Roxanne Panas

In This Exhibition

Past Works

I have a complicated relationship with my childhood and adolescence. In my work, I aim to examine and subvert the idea that childhood is simple and sanitary – that children are reasonless blessings without motivation or intensity. Maybe I don’t believe children always act with meaningful motivation, but I do believe that childhood is neither simple nor sanitary.

By “sanitary,” I mean the fantasy that children grow up perfect and happy because they’re protected, but that’s not what childhood is. The expectation of a spotless childhood can only lead to wistfulness later in life. Longing for memories that can never exist.

I’ve lost a lot of memories from my childhood, contributing to my feeling of detachment from my younger self. Memories I still have, however, are of my aunt sewing dresses for me. She’d take me to the fabric store to choose a pattern and try to talk me out of the clashing designs and funny buttons I picked out. In the end she let me win. As a child, I saw those moments as my victories, but now I see them as my aunt’s acts of love. Not only for me, but for my childhood and for the sake of remembering me that way.

In many ways, my work could be summarized as an attempt to connect with my childhood self – to rediscover her, care for her, protect her, preserve her. I consider what I can remember and I have so much love for her, but I’m confused too. I don’t always feel like she was me.

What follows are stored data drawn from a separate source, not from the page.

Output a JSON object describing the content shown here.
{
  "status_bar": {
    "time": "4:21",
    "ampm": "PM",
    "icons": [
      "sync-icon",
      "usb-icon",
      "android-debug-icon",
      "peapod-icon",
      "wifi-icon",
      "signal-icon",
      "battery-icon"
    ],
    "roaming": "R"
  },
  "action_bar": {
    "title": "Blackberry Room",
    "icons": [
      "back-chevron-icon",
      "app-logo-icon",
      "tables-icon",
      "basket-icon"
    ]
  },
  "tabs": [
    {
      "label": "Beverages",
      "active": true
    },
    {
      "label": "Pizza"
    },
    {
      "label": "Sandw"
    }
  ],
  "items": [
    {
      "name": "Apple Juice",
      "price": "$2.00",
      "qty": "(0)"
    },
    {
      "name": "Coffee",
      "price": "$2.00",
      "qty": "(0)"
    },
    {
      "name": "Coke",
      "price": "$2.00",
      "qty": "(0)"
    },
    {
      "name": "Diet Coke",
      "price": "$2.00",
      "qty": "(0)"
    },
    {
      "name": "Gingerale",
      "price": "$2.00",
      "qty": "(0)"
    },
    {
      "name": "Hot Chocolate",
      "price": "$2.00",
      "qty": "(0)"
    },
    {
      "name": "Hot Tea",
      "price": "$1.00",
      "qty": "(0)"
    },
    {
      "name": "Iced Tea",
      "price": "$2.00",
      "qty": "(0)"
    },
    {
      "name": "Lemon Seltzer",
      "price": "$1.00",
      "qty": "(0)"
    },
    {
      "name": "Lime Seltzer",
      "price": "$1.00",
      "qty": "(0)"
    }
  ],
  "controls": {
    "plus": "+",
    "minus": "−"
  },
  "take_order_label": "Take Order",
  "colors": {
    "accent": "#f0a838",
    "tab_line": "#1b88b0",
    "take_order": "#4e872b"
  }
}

In the Lost Little Girls series, I use ceramic figurines to create versions of my childhood self, breaking or cutting their faces away from their bodies in order to sculpt them new ones. For their clothes, I use fabric collected from my own clothes and various stores, along with trinkets I’ve collected since childhood. For their hair, I use a mixture of yarn and my own hair. Seeing my childhood self reflected in figurines makes me feel more connected to her. She has my bleached hair and hazel eyes. She is both my childhood self and my child. She is made of found objects and she represents a facet of my identity that I wish to find.

Am I a found object? Sometimes, I feel incomplete. Lost, but in the process of figuring out where I am now and where I want to go. For now, at this point in my life, I find myself through the childlike joy my work gives me, and the remembrance of a childhood that is complicated, but mine.